Let’s see, I know I have a book somewhere. David Randall’s The Adventure of the Notorious Forger…
Nicholas Meyer
Is it a Holmes book or…
Les Klinger
Yes.
Nicholas Meyer
Oh my God, you just spiked my guns! Why am I finishing this thing?
[NB: David Randall, an antiquarian bookseller, early member of the Baker Street Irregulars and creator of the famous Scribner’s catalog of Vincent Starrett’s collection of Sherlockiana in the early 1940’s, stuck to what he knew when he wrote The Adventure of the Notorious Forger in 1978. The story pits Holmes against Thomas J. Wise, the real-life “notorious forger,” who was responsible for forged first editions of such authors as Elizabeth Barrett Browning and Alfred Tennyson.]
Les Klinger
I don’t know there are, what, 5,000, 10,000 Sherlock Holmes [stories] that have been published.

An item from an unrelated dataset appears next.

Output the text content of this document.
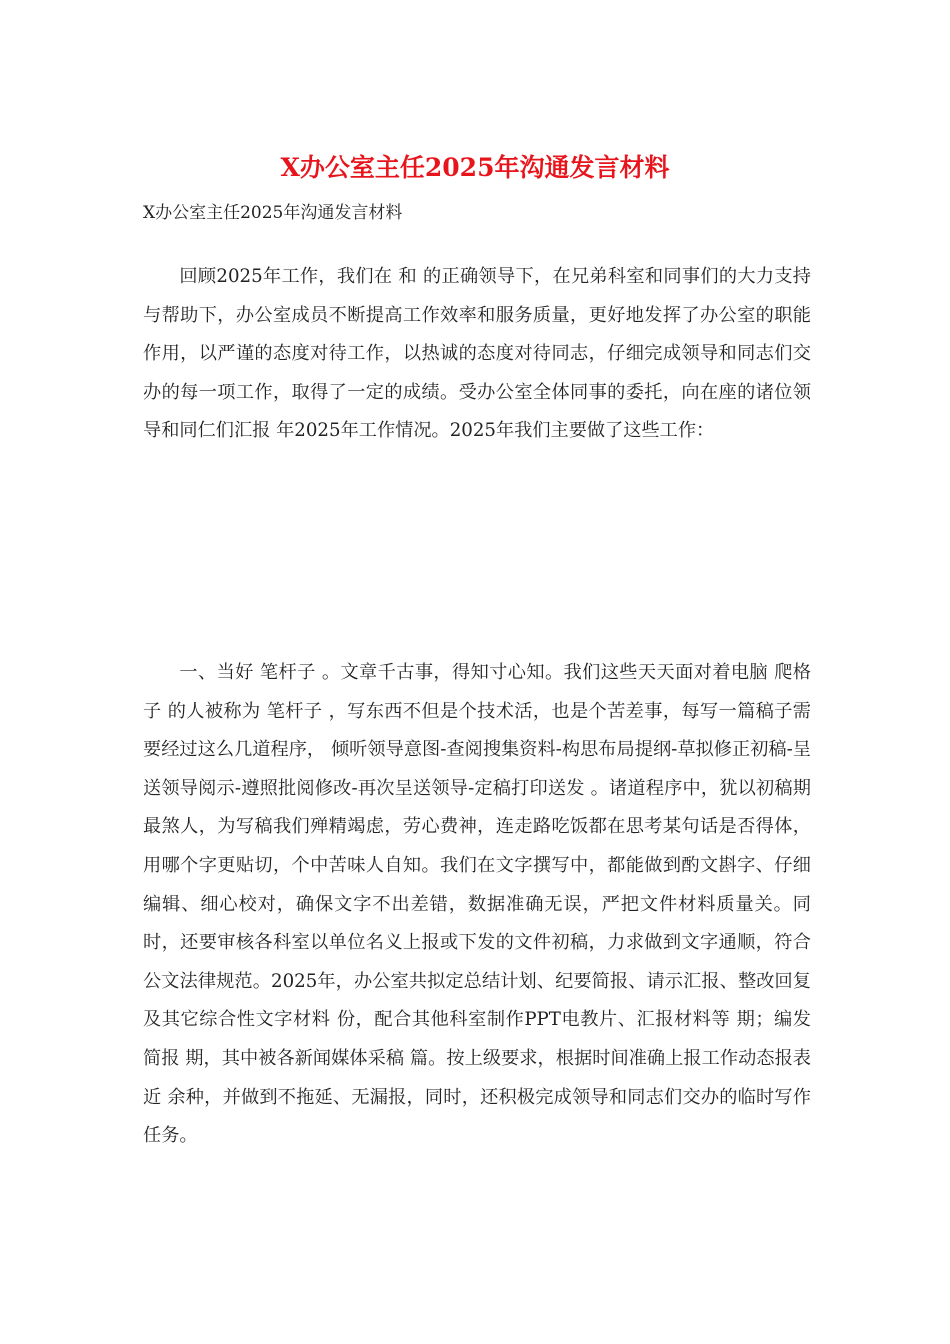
X办公室主任2025年沟通发言材料

X办公室主任2025年沟通发言材料

回顾2025年工作，我们在 和 的正确领导下，在兄弟科室和同事们的大力支持与帮助下，办公室成员不断提高工作效率和服务质量，更好地发挥了办公室的职能作用，以严谨的态度对待工作，以热诚的态度对待同志，仔细完成领导和同志们交办的每一项工作，取得了一定的成绩。受办公室全体同事的委托，向在座的诸位领导和同仁们汇报 年2025年工作情况。2025年我们主要做了这些工作：

一、当好 笔杆子 。文章千古事，得知寸心知。我们这些天天面对着电脑 爬格子 的人被称为 笔杆子 ，写东西不但是个技术活，也是个苦差事，每写一篇稿子需要经过这么几道程序， 倾听领导意图-查阅搜集资料-构思布局提纲-草拟修正初稿-呈送领导阅示-遵照批阅修改-再次呈送领导-定稿打印送发 。诸道程序中，犹以初稿期最煞人，为写稿我们殚精竭虑，劳心费神，连走路吃饭都在思考某句话是否得体，用哪个字更贴切，个中苦味人自知。我们在文字撰写中，都能做到酌文斟字、仔细编辑、细心校对，确保文字不出差错，数据准确无误，严把文件材料质量关。同时，还要审核各科室以单位名义上报或下发的文件初稿，力求做到文字通顺，符合公文法律规范。2025年，办公室共拟定总结计划、纪要简报、请示汇报、整改回复及其它综合性文字材料 份，配合其他科室制作PPT电教片、汇报材料等 期；编发 简报 期，其中被各新闻媒体采稿 篇。按上级要求，根据时间准确上报工作动态报表近 余种，并做到不拖延、无漏报，同时，还积极完成领导和同志们交办的临时写作任务。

If you said, “I’m doing Sherlock Holmes meets Mickey Mouse,” it wouldn’t be unique.
It’s not about the ideas. Ideas are a dime a dozen, as you know. It’s all in the execution. So, it doesn’t matter how many other people have written about art forgery. Nick, you are a fine writer. And it’ll be worth reading.
Nicholas Meyer
It’s worth reading up until page 200. I can tell you that.
Les Klinger
You can use that as a blurb, even though I haven’t even read the book.